Il existe une autre occasion où les ouvrières décident de construire des cellules royales : quand la reine meurt.
Elle peut mourir de mort naturelle mais il faut une chance incroyable pour qu'elle meurt à un moment favorable à la reproduction ; la plupart du temps elles meurt en hiver après avoir pondu des oeufs de manière de plus en plus aléatoire ; quand elle est très vieille, elle peut en mettre deux dans la même alvéole ! Si c'est le cas, les ouvrières n'ont pas d'oeufs à nourrir et la ruche devient orpheline : on l'appelle alors : bourdonneuse, parce que ces abeilles se mettent à pondre aussi, mais à défaut d'avoir été fécondées, leurs oeufs ne produisent que des mâles.
Les abeilles et leurs bourdons d'enfants, survivent, continuant leur train-train dénué de sens, jusqu'à leur mort naturelle ou jusqu'au moment ou leur ruche affaiblie viendra se faire piller par d'autres plus gaillardes !
Le plus souvent, aujourd'hui, la reine meurt écrasée par les gros doigts gantés de l'apiculteur rationnel, qui prend note de tout, et marque ses reines aux couleurs d'une année et les tue, à la bonne heure, deux ans plus tard. Maîtrise impeccable de la production.
Pas toujours d'ailleurs, mais ça serait trop long à expliquer.
L'apiculteur tue les reines aussi, plusieurs fois par année, autant dire tous les mois chauds, pour récolter la gelée royale dans les cellules excédentaires. Mais là, le travail est si technique qu'il doit y avoir en France un ou deux spécialistes.
En attendant, et tant qu'il fait beau et chaud, nos travailleuses travaillent, au delà de leurs besoins ; c'est pourquoi, s'il le veut, l'homme peut les ponctionner sans les affaiblir.
Chaque travailleuse remplit son jabot d'une quantité de nectar égale à un dixième de goutte d'eau ! Si leur butin est éloigné de la ruche, elle peut en consommer jusqu'à deux tiers pour tenir le coup ; elle arrive donc et dépose dans l'alvéole ce tiers restant d'un dixième de goutte de nectar : le nectar est composé d'à peu près quatre vingt ou quatre vingt dix pour cent d'eau, le miel de dix-sept à dix neuf pour cent, selon la variété des fleurs butinées.

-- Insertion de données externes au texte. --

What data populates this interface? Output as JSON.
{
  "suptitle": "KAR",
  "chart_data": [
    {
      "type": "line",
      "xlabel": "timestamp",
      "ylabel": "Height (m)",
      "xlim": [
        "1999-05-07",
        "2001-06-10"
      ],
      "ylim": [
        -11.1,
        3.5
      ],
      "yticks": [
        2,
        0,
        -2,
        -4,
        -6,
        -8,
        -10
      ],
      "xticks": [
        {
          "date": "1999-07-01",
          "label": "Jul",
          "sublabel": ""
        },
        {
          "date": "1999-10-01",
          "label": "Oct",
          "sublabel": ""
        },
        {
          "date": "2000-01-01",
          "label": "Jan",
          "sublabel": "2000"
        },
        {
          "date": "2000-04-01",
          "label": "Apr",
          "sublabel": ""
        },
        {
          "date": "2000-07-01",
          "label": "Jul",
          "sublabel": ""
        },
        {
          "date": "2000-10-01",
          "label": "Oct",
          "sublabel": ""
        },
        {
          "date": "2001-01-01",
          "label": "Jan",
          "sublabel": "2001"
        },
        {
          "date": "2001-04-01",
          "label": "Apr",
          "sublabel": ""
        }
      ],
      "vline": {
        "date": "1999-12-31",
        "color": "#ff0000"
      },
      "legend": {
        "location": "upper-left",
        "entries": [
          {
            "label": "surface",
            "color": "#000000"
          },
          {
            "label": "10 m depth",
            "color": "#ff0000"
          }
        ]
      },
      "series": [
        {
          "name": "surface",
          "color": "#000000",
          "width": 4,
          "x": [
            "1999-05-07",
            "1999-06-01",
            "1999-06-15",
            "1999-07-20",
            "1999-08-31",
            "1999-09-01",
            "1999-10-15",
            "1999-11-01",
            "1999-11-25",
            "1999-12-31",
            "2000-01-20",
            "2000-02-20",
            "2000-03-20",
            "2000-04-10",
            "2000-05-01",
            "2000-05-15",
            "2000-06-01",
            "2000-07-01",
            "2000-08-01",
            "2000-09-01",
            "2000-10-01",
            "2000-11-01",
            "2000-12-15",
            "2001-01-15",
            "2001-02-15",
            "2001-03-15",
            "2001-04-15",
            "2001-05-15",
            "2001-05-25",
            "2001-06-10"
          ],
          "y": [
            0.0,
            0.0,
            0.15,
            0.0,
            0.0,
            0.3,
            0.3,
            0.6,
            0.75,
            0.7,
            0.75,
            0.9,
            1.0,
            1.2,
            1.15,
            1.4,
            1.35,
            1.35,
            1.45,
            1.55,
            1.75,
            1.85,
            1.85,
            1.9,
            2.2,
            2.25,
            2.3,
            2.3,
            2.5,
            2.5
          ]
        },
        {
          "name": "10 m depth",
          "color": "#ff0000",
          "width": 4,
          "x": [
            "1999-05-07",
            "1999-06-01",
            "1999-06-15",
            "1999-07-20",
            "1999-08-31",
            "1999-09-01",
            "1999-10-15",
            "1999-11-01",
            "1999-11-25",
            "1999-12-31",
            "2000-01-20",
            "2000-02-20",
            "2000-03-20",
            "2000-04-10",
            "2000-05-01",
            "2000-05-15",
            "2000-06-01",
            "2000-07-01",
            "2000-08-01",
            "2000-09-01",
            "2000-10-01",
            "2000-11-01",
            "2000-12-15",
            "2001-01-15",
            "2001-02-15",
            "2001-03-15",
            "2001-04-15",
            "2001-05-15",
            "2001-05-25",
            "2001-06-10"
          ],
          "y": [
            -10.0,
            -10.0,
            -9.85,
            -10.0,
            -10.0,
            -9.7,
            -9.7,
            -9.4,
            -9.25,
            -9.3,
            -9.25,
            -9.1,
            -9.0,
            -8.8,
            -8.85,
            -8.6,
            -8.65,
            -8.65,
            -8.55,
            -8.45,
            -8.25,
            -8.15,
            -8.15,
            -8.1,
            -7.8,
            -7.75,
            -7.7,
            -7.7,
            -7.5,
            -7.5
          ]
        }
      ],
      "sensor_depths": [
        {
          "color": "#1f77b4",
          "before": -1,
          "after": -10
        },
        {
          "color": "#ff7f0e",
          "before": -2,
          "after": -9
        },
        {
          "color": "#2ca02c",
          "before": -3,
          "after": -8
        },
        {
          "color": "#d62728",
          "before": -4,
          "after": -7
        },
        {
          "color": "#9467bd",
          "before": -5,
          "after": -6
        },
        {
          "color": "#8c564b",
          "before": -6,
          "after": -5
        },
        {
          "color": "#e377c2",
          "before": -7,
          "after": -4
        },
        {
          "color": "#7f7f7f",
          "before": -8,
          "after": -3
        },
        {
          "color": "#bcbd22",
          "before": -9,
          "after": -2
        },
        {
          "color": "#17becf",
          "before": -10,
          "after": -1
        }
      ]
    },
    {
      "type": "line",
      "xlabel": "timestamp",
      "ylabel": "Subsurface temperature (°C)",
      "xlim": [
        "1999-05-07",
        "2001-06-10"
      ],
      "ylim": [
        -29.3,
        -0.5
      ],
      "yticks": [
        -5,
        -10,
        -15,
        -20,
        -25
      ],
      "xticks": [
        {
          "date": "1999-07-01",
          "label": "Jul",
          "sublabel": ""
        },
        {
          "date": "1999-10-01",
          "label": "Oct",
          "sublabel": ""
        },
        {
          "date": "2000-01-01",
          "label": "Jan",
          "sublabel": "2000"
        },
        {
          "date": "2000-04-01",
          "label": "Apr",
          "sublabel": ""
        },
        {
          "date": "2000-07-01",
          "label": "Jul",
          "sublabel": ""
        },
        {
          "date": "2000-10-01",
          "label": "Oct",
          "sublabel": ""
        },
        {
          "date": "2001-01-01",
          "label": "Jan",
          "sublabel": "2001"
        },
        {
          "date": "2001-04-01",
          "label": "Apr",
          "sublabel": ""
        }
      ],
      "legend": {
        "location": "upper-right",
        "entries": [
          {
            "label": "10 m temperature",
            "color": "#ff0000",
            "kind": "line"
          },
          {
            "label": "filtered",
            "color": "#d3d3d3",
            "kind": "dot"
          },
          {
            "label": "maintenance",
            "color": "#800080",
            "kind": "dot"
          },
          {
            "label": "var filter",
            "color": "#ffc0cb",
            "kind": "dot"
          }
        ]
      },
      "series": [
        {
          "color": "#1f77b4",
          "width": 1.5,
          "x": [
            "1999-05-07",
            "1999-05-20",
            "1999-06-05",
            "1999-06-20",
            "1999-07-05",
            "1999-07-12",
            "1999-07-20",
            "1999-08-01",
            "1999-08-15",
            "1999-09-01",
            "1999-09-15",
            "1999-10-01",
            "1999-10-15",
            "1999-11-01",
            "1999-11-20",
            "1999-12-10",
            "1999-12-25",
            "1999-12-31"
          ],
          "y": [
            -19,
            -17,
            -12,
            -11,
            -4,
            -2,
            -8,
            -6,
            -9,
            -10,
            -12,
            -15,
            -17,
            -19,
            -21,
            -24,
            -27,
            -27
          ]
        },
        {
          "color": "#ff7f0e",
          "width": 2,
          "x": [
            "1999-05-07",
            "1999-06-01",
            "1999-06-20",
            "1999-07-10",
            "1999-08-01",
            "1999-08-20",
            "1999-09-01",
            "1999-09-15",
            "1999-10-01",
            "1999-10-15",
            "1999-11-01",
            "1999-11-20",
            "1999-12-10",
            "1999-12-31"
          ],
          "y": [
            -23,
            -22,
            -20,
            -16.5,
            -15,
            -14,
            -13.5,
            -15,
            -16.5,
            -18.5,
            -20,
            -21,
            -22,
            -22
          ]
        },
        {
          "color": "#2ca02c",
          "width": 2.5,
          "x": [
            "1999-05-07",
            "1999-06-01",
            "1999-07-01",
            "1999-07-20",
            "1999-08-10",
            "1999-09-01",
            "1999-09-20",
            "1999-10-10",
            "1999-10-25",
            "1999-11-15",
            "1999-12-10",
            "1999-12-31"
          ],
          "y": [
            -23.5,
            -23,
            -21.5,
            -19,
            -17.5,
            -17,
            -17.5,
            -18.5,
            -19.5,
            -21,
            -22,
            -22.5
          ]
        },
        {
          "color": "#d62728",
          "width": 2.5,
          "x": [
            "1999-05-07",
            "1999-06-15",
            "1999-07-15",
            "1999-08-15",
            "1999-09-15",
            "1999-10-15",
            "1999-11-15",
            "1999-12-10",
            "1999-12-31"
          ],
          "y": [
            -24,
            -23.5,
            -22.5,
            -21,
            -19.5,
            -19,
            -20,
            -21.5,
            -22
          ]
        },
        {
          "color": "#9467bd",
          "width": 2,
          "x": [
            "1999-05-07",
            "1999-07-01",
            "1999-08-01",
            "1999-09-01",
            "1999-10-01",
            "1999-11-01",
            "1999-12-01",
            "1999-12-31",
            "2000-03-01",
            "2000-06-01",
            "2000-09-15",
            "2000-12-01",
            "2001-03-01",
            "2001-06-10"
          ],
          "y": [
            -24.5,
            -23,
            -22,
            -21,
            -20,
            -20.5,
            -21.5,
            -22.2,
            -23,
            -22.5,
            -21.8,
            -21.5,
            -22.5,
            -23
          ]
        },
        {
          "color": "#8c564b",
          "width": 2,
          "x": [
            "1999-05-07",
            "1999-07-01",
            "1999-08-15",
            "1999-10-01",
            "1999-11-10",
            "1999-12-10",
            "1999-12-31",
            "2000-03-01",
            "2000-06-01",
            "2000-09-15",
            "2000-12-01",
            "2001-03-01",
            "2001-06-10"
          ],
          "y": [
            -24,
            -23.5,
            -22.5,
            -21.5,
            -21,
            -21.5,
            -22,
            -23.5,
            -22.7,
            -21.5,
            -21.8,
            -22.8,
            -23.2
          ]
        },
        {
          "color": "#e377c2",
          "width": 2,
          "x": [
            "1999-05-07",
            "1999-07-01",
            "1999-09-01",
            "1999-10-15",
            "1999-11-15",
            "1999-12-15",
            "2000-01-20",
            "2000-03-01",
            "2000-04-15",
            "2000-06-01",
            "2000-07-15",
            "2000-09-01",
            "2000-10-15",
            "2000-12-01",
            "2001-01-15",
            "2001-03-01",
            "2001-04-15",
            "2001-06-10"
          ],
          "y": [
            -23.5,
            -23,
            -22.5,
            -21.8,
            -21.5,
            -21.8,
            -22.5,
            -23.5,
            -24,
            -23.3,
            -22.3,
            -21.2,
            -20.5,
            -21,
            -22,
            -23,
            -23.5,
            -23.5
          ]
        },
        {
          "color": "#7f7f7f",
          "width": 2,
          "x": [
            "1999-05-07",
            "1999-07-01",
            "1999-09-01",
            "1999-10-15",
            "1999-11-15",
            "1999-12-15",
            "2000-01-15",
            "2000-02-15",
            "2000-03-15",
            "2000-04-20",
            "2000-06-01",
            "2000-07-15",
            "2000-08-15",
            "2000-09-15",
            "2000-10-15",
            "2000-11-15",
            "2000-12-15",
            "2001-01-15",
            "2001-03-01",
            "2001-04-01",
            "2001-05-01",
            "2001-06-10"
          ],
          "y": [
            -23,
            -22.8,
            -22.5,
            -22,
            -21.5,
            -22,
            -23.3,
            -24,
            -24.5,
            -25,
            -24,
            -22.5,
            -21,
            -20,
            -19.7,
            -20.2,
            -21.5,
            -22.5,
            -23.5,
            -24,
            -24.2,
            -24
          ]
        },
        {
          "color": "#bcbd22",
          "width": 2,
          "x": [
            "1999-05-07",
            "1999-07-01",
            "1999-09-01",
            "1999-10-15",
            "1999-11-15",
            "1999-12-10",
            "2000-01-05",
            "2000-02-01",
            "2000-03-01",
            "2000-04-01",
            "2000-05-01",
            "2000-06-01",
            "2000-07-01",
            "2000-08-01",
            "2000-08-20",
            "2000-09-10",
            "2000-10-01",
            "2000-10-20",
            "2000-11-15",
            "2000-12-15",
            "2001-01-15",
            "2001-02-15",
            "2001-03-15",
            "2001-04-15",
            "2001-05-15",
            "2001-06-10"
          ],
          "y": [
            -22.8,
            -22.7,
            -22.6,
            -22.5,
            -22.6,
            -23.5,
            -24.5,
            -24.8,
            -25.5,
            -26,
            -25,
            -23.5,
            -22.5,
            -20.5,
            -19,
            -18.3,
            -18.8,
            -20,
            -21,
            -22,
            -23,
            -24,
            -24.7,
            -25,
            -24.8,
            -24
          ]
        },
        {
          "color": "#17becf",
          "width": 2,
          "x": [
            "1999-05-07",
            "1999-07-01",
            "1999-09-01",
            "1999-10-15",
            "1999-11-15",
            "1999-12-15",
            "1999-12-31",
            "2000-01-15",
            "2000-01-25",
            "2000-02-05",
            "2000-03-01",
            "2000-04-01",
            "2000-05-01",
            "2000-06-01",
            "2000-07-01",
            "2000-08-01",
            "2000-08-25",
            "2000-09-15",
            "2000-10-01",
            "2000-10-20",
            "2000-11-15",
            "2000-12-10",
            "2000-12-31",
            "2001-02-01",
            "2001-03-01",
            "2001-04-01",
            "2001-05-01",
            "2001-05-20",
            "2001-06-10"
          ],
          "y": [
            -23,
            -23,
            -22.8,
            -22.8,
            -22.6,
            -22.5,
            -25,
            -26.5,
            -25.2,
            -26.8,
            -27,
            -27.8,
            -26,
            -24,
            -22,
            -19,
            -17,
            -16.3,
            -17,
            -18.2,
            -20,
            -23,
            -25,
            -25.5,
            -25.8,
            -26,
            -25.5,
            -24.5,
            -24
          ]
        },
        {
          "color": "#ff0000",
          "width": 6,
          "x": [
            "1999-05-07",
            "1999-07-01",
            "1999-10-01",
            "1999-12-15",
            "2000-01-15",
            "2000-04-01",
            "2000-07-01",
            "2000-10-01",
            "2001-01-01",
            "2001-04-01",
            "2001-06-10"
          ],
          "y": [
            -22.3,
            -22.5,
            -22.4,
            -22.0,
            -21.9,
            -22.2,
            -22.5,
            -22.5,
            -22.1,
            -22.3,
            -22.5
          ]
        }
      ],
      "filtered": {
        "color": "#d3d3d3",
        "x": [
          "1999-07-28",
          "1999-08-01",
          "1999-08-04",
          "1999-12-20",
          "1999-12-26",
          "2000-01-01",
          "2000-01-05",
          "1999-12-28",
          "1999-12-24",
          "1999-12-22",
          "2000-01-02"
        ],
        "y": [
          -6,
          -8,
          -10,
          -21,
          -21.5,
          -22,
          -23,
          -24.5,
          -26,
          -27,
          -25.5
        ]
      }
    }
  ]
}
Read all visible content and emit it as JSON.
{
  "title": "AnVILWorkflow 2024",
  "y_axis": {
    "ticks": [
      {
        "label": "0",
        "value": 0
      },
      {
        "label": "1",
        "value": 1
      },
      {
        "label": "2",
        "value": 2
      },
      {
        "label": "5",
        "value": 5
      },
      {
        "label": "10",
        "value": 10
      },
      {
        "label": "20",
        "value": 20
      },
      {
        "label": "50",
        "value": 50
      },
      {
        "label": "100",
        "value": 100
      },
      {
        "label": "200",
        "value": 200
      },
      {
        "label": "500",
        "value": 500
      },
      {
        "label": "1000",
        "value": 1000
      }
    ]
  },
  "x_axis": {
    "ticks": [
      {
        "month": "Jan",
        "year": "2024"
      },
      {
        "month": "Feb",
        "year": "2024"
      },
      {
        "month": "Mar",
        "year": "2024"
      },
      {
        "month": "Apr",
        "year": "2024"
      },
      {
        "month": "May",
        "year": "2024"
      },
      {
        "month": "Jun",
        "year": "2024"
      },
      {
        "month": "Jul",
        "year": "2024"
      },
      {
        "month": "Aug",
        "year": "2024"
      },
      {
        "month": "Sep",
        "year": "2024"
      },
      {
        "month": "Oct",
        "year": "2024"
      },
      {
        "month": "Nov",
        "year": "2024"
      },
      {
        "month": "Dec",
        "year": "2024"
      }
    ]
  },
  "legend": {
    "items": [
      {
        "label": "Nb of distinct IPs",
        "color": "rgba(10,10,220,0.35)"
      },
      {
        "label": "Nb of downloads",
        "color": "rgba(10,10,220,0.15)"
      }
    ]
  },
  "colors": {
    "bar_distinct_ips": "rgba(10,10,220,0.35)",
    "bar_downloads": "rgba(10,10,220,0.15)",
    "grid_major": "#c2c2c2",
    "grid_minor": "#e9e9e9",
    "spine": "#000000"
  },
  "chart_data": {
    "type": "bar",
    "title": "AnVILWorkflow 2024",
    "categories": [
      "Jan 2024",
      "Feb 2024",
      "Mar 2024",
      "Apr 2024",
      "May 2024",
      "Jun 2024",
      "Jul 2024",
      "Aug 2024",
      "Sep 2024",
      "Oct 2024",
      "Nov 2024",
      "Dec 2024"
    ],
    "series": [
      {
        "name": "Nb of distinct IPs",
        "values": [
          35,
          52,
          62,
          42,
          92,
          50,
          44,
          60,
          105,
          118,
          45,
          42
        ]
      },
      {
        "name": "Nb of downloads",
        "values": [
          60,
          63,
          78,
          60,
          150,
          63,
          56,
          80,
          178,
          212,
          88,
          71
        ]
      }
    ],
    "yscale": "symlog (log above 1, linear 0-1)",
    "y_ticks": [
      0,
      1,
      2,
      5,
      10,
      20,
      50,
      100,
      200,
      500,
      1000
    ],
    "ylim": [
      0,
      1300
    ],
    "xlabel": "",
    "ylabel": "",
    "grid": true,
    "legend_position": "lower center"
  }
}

Pour évaporer ce trop plein d'eau – qui empêcherait sa conservation en favorisant la fermentation, elles ( chacune d'entre elles) ventilent, ventilent, en battant leurs petites ailes à l'entrée de la ruche ; quand le miel est miel, les ouvrières ferment l'alvéole.
Une ruche peut rentrer de dix à vingt kilos de miel par an ; quelquefois plus !
On comprend qu'à un tel train, la butineuse, en été, vit au mieux quinze jours alors qu'elle peut passer l'hiver tranquillement, en grappe, et comme les manchots, échanger sa place au centre contre une place en extérieur, protégée ou protectrice, tour à tour.
On reconnaît le bruit des abeilles, l'été, dans un tilleul, sur les lavandes ; et ne le niez pas, chacun a ancrée au plus profond de soi, cette connaissance de l'appartenance de cette espèce à notre vie, mêlée depuis si longtemps qu'il n'est nul besoin de l'enseigner. Nul besoin de l'apprendre.